Traps in Putin’s Path
This arsenal of economic tricks doesn’t guarantee the Russian government an easy life. In times of global economic turbulence and diminishing popular support, the price of making mistakes in economic policy will be unprecedentedly high.
Like most nations today, Russia needs to navigate between austerity and growth-stimulating economic policies. The Russian government is also particularly vulnerable to high-level lobbying from special interest groups, leaders’ personal mistakes, and the pitfalls of an overly centralized power structure.
Every government needs accurate data about what’s happening in its economy. On the one hand, aggressive budget and monetary stimuli could bring about inflation, as well as various financial and real estate bubbles (and defaults). On the other hand, austerity measures might kill anemic economic growth and lead to social unrest.
The Kremlin's decisions will ultimately be based in its previous experience such as it is. The 2008 crisis was largely unanticipated by Russian leaders. Now the government prefers to overreact to any negative signs, thus strengthening markets’ pessimistic expectations. At the same time, during the previous crisis, the Russian government demonstrated effective crisis management strategies, quickly flooding the economy with public money. As a result, many people haven’t even noticed the 8% drop in the GDP. The approaching crisis might not be as acute, but this time, the government can’t afford to spend money without counting.
Because financial resources are limited, the government needs to spend them more efficiently. This is a challenging task in the absence of transparent democratic procedures. Dmitry Medvedev, now the Prime Minister, has attempted to make up for the absence of many democratic institutions with his so-called “open government” that mainly entails numerous committees of specialists, business leaders, NGO heads, academics, journalists and even some members of the opposition.
These structures are likely to produce a lot of discussion and even specific recommendations, but they won’t be able to stop powerful oligarchs from channeling budget resources into their own projects and companies. The opportunistic behavior of “well-connected” businessmen could hollow out budget, which may lead to Putin being unable to fulfill his promises to his electorate, which expects further rises in pensions, salaries, and social welfare.
The most striking example of ineffective public spending from the 2008-2009 financial year was the construction of the gigantic bridge to Russky Island, which has a population of around five thousand. Normally, infrastructure projects at least create jobs. In this case, a market-minded contractor hired the majority of the work force—everybody from engineers to construction workers—from abroad. The recent project to expand Moscow’s administrative borders might be a similar project. Many experts agree that the whole project and especially the peculiar form of Moscow’s new borders were most likely shaped by the business interests of powerful stakeholders.

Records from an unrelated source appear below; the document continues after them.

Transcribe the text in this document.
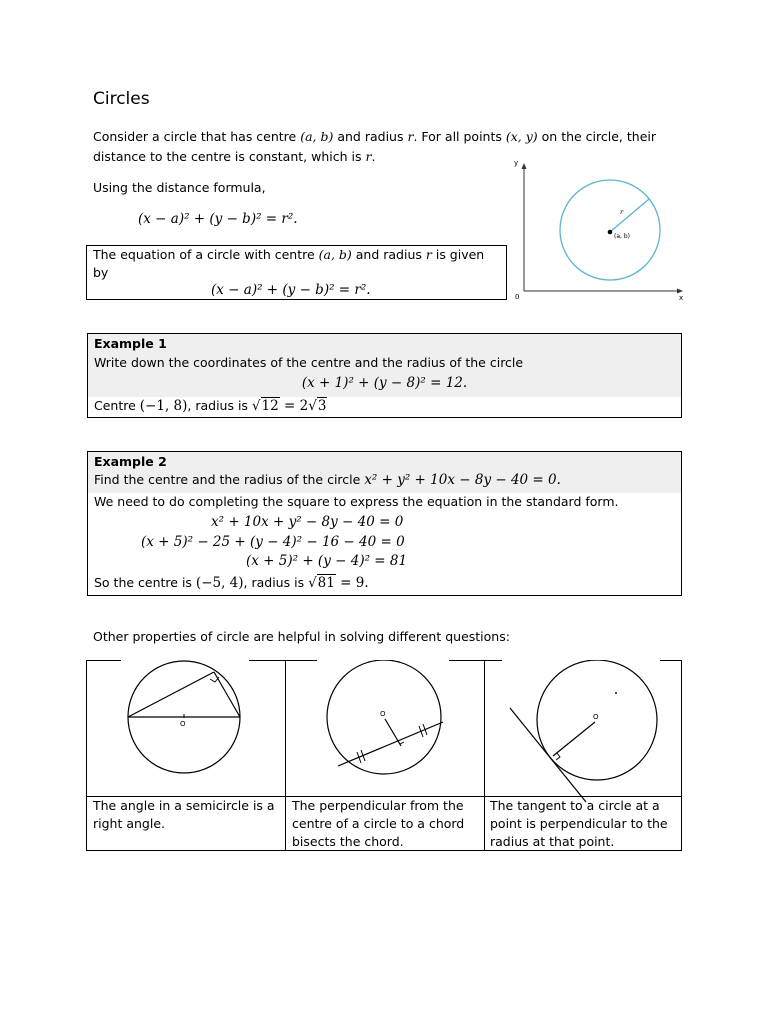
Circles
Consider a circle that has centre (a, b) and radius r. For all points (x, y) on the circle, their
distance to the centre is constant, which is r.
Using the distance formula,
(x − a)² + (y − b)² = r².
The equation of a circle with centre (a, b) and radius r is given
by
(x − a)² + (y − b)² = r².
y
x
0
r
(a, b)
Example 1
Write down the coordinates of the centre and the radius of the circle
(x + 1)² + (y − 8)² = 12.
Centre (−1, 8), radius is √12 = 2√3
Example 2
Find the centre and the radius of the circle x² + y² + 10x − 8y − 40 = 0.
We need to do completing the square to express the equation in the standard form.
x² + 10x + y² − 8y − 40 = 0
(x + 5)² − 25 + (y − 4)² − 16 − 40 = 0
(x + 5)² + (y − 4)² = 81
So the centre is (−5, 4), radius is √81 = 9.
Other properties of circle are helpful in solving different questions:
O
O	O
The angle in a semicircle is a
right angle.
The perpendicular from the
centre of a circle to a chord
bisects the chord.
The tangent to a circle at a
point is perpendicular to the
radius at that point.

The increasing scarcity of budget resources will trigger ruthless competition inside the ruling clan. Many businessmen tied to the current regime might consider the coming crisis their last chance to make money through government influence. They will do their best to secure new public contracts, cheap credit, or sell their assets to the government or state-owned corporations at bargain prices.
The Kremlin’s centralized, hands-on management style may be efficient in implementing a limited number of relatively straightforward decisions, but this rigid system is incapable of processing large quantities of information without making mistakes.
For example, during the previous crisis, Vladimir Putin, then Prime Minister, concentrated on bailing out the Soviet automotive giant AvtoVAZ. To protect the domestic market, the government banned the import of right-hand drive vehicles from Japan. This decision cost thousands of jobs in car dealerships in the Russian Far East. Furthermore, the government spent billions on subsides to deliver AutoVAZ vehicles from the Volga region to the Far East. Nevertheless, the Far East consumers, used to Japanese quality, didn’t buy any of the discounted cars. The bottom line is that public money was wasted, jobs were lost, and the struggling automotive producer gained nothing from it.
The number and the cost of the government’s economic mistakes could accumulate rapidly. Within the centralized management system, information isn’t freely exchanged. As a result, those who have a better access to decision makers attract more government resources while those who really need help often don’t get anything. This time around, every government mistake will be scrutinized and discussed on social networks and Internet media, multiplying the public relations damage for the government.
Putin’s administration has all the necessary resources to prevent serious economic unrest in the next six years. To secure personal power, Putin needs to strengthen discipline among the elites (the bureaucracy, siloviki, and the oligarchs) and rely more on his competent economic ministers instead of his own populist instincts. The demonstrative persecution of leaders just recently considered a part of Putin’s establishment (Sobchak, Gudkov, and others), counterbalanced by liberal developments in the new economic policy hint that Putin’s new course will involve the combination of strict discipline within the ruling class and responsible macroeconomic policy.